Du côté des réseaux intelligents, Enedis recense 38 millions de compteurs Linky en 2024, qui génèrent 400 millions de données/an, autant de gisements pour l’IA appliquée à la prévision de consommation et à la détection d’anomalies en temps réel. L’autoconsommation et les « micro-grids » pilotés par IA restent encore marginaux en France (moins de 1,5 % de la production), mais représentent une piste suivie de près, notamment par les start-ups présentes à VivaTech et chez les promoteurs de smart cities d’Europe du Nord.
Malgré l’émergence de solutions permettant la certification et l’échange pair-à-pair d’énergie verte via la blockchain, la France avance prudemment, la majorité des expérimentations restant à l’échelle pilote en raison de la régulation. Même l’IA, malgré des avancées spectaculaires dans l’analyse de données énergétiques massives, rencontre des limites. Des études récentes pointent des difficultés avec l’anticipation des comportements humains imprévisibles ou face à des scénarios extrêmes, ce qui pose la question de la cybersécurité et de la résilience des réseaux.

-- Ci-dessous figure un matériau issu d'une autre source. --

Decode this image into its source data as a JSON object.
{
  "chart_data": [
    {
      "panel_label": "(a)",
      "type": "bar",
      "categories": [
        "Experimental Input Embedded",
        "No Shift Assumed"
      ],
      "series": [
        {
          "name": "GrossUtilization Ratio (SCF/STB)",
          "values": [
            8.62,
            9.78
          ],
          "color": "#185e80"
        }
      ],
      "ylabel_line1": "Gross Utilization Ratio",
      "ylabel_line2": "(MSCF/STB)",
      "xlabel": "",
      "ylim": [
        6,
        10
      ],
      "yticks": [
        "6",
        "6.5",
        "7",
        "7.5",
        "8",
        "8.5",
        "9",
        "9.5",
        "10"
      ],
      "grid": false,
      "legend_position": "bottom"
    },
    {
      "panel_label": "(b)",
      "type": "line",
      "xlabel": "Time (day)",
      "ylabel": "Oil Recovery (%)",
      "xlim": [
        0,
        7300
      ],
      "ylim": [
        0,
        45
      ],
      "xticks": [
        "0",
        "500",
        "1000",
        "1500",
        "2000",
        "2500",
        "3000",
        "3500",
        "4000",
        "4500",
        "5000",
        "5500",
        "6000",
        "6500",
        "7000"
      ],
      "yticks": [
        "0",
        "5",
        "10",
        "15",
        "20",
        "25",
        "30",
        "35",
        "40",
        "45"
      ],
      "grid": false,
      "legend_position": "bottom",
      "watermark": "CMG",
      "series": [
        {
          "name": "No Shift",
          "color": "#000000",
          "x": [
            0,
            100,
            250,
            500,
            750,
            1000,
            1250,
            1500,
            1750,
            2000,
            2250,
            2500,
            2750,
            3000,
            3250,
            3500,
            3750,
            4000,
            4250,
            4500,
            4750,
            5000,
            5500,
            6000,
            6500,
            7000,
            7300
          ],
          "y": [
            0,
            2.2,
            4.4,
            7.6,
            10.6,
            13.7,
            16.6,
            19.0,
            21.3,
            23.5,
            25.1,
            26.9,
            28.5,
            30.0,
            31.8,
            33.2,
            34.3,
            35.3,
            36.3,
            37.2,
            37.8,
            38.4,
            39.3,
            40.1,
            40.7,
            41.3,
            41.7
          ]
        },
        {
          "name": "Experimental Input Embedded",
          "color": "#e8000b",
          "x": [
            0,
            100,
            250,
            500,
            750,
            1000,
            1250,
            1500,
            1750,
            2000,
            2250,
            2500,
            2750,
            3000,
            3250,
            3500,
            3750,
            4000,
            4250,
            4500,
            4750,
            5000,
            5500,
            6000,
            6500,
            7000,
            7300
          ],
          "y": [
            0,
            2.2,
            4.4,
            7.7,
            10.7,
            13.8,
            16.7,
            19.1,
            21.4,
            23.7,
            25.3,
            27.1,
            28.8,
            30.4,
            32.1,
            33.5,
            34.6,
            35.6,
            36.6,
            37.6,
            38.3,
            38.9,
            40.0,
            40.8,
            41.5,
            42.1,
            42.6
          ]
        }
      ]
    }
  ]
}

Le stockage d’électricité par batterie lithium-ion double tous les quatre ans au niveau mondial, mais la France marque le pas sur ce volet stratégique, avec moins de 0,5 % de capacité installée dédiée au stockage en 2024, une faiblesse qui pèse sur la gestion de l’intermittence solaire et éolienne. À VivaTech, plus de 85 % des entreprises tech interrogées prévoient d’augmenter leurs investissements en IA pour l’énergie et l’environnement d’ici deux ans, illustrant le virage stratégique déjà pris par les géants chinois et nord-américains.
Débats, perspectives et prochaines étapes
Pour approfondir, des rapports comme ceux de l’IRENA ou du Ministère de la Transition écologique offrent des données clés, de même que les grands événements comme VivaTech ou Devoxx France, où se dessine chaque année l’écosystème tech-énergie de demain. Partout en France et en Europe, des initiatives citoyennes et des débats communautaires prennent également le relai pour garder le cap et interpeller les décideurs.

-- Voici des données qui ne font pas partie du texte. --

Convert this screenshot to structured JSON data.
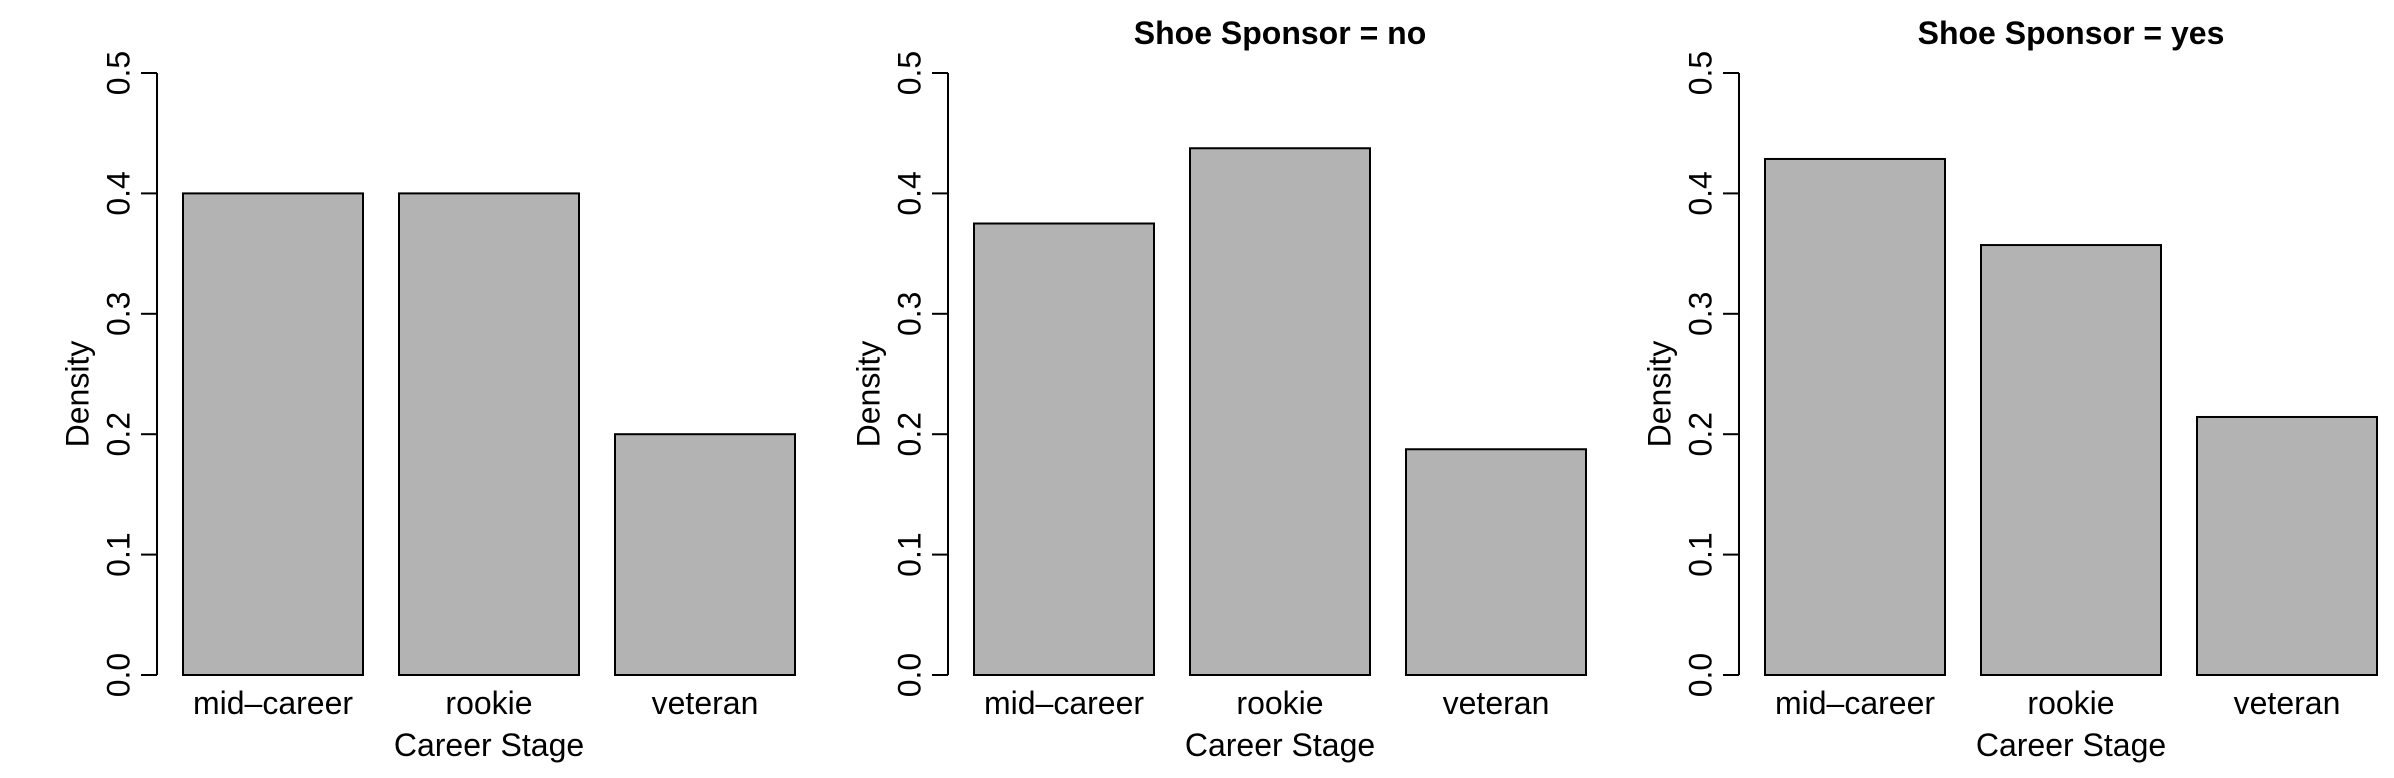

La trajectoire du mix énergétique français, l’irruption de l’IA et des technologies émergentes dans l’énergie, ou encore les débats sur la gouvernance et la souveraineté restent en pleine évolution. Les annonces politiques à l’automne (décrets PPE…), les prochaines éditions de VivaTech ou la future législation européenne sur l’IA sont autant d’étapes à surveiller au fil des prochains mois.

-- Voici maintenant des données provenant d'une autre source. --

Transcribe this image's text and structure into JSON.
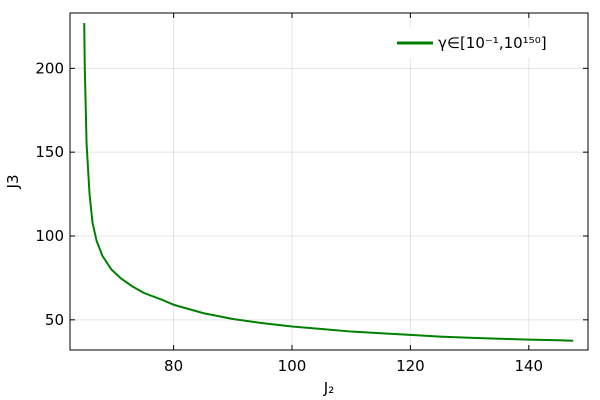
{
  "chart_data": {
    "type": "line",
    "title": "",
    "xlabel": "J₂",
    "ylabel": "J3",
    "xlim": [
      62.5,
      150
    ],
    "ylim": [
      32,
      233
    ],
    "x_ticks": [
      80,
      100,
      120,
      140
    ],
    "y_ticks": [
      50,
      100,
      150,
      200
    ],
    "grid": true,
    "legend_position": "top-right",
    "series": [
      {
        "name": "γ∈[10⁻¹,10¹⁵⁰]",
        "color": "#008000",
        "x": [
          64.9,
          65.0,
          65.3,
          65.8,
          66.3,
          67.0,
          68.0,
          69.5,
          71.0,
          73.0,
          75.0,
          78.0,
          80.0,
          85.0,
          90.0,
          95.0,
          100.0,
          105.0,
          110.0,
          115.0,
          120.0,
          125.0,
          130.0,
          135.0,
          140.0,
          145.0,
          147.5
        ],
        "y": [
          227,
          200,
          155,
          125,
          108,
          97,
          88,
          80,
          75,
          70,
          66,
          62,
          59,
          54,
          50.5,
          48,
          46,
          44.5,
          43,
          42,
          41,
          40,
          39.3,
          38.7,
          38.2,
          37.8,
          37.5
        ]
      }
    ]
  }
}
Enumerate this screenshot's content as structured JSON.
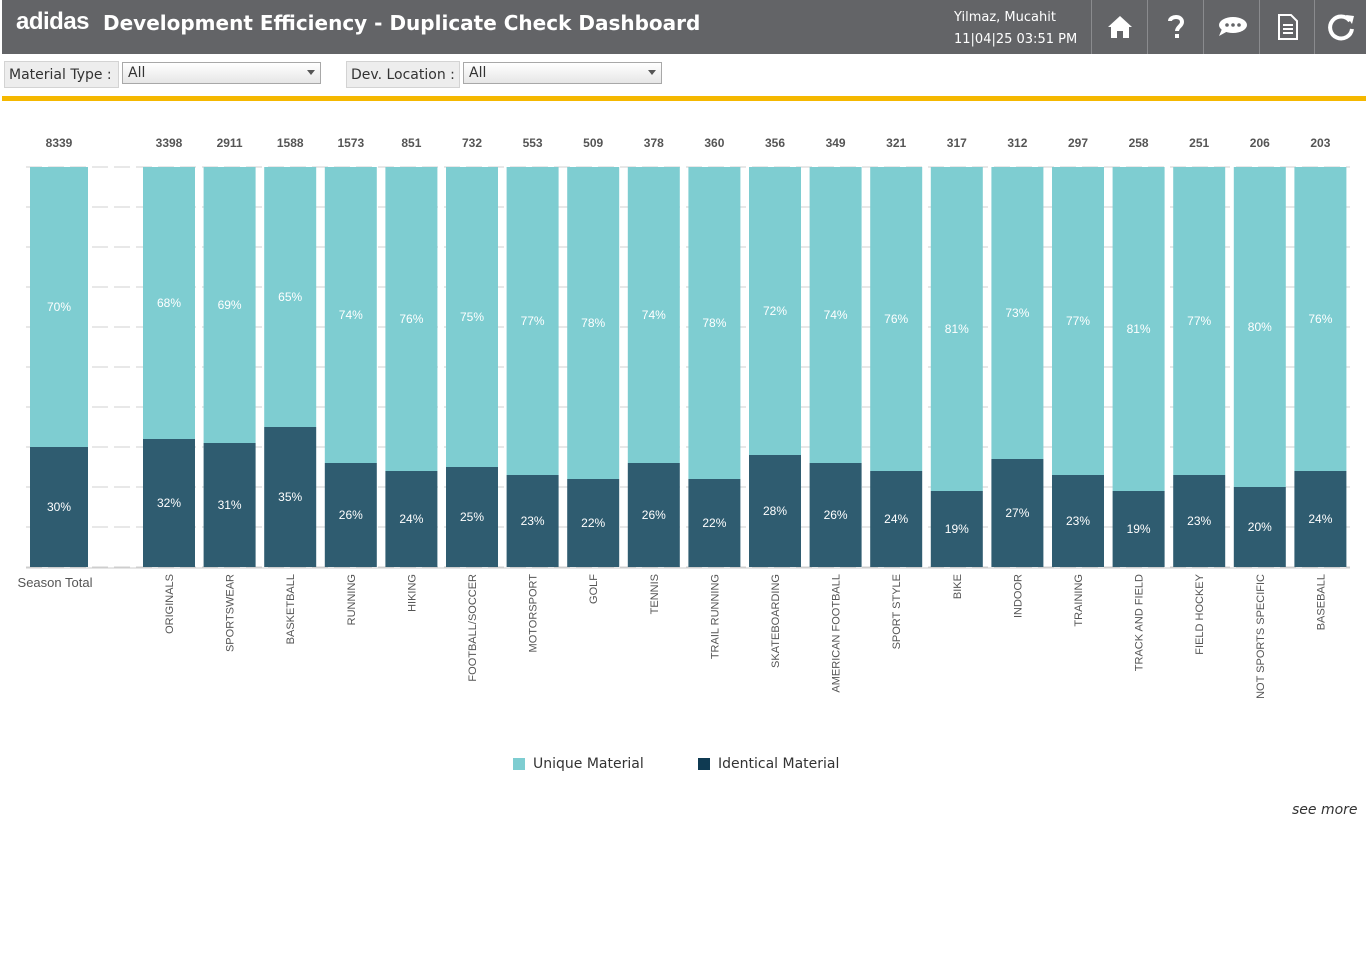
{
  "header": {
    "logo_text": "adidas",
    "title": "Development Efficiency - Duplicate Check Dashboard",
    "user": "Yilmaz, Mucahit",
    "timestamp": "11|04|25 03:51 PM",
    "buttons": [
      "home-icon",
      "help-icon",
      "chat-icon",
      "document-icon",
      "refresh-icon"
    ]
  },
  "filters": {
    "material_type": {
      "label": "Material Type :",
      "value": "All"
    },
    "dev_location": {
      "label": "Dev. Location :",
      "value": "All"
    }
  },
  "colors": {
    "unique": "#7ecdd1",
    "identical": "#2f5c70",
    "accent_bar": "#f5b800",
    "header_bg": "#636467"
  },
  "chart_data": {
    "type": "bar",
    "stacked": true,
    "normalized": true,
    "total": {
      "category": "Season Total",
      "count": 8339,
      "unique_pct": 70,
      "identical_pct": 30
    },
    "categories": [
      "ORIGINALS",
      "SPORTSWEAR",
      "BASKETBALL",
      "RUNNING",
      "HIKING",
      "FOOTBALL/SOCCER",
      "MOTORSPORT",
      "GOLF",
      "TENNIS",
      "TRAIL RUNNING",
      "SKATEBOARDING",
      "AMERICAN FOOTBALL",
      "SPORT STYLE",
      "BIKE",
      "INDOOR",
      "TRAINING",
      "TRACK AND FIELD",
      "FIELD HOCKEY",
      "NOT SPORTS SPECIFIC",
      "BASEBALL"
    ],
    "counts": [
      3398,
      2911,
      1588,
      1573,
      851,
      732,
      553,
      509,
      378,
      360,
      356,
      349,
      321,
      317,
      312,
      297,
      258,
      251,
      206,
      203
    ],
    "series": [
      {
        "name": "Unique Material",
        "values": [
          68,
          69,
          65,
          74,
          76,
          75,
          77,
          78,
          74,
          78,
          72,
          74,
          76,
          81,
          73,
          77,
          81,
          77,
          80,
          76
        ]
      },
      {
        "name": "Identical Material",
        "values": [
          32,
          31,
          35,
          26,
          24,
          25,
          23,
          22,
          26,
          22,
          28,
          26,
          24,
          19,
          27,
          23,
          19,
          23,
          20,
          24
        ]
      }
    ],
    "ylim": [
      0,
      100
    ],
    "grid": true,
    "legend_position": "bottom"
  },
  "footer": {
    "see_more": "see more"
  }
}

Sujets, bonnes pratiques, innovations, écueils… L’écosystème bouge vite. Les retours d’expérience de terrain, les cas d’usage (smart home, pilotage énergétique, sécurité…) et les contributions citoyennes vont rester déterminants pour comprendre ce que la convergence entre technologie et énergie change déjà – et changera demain – au quotidien. Le débat reste ouvert.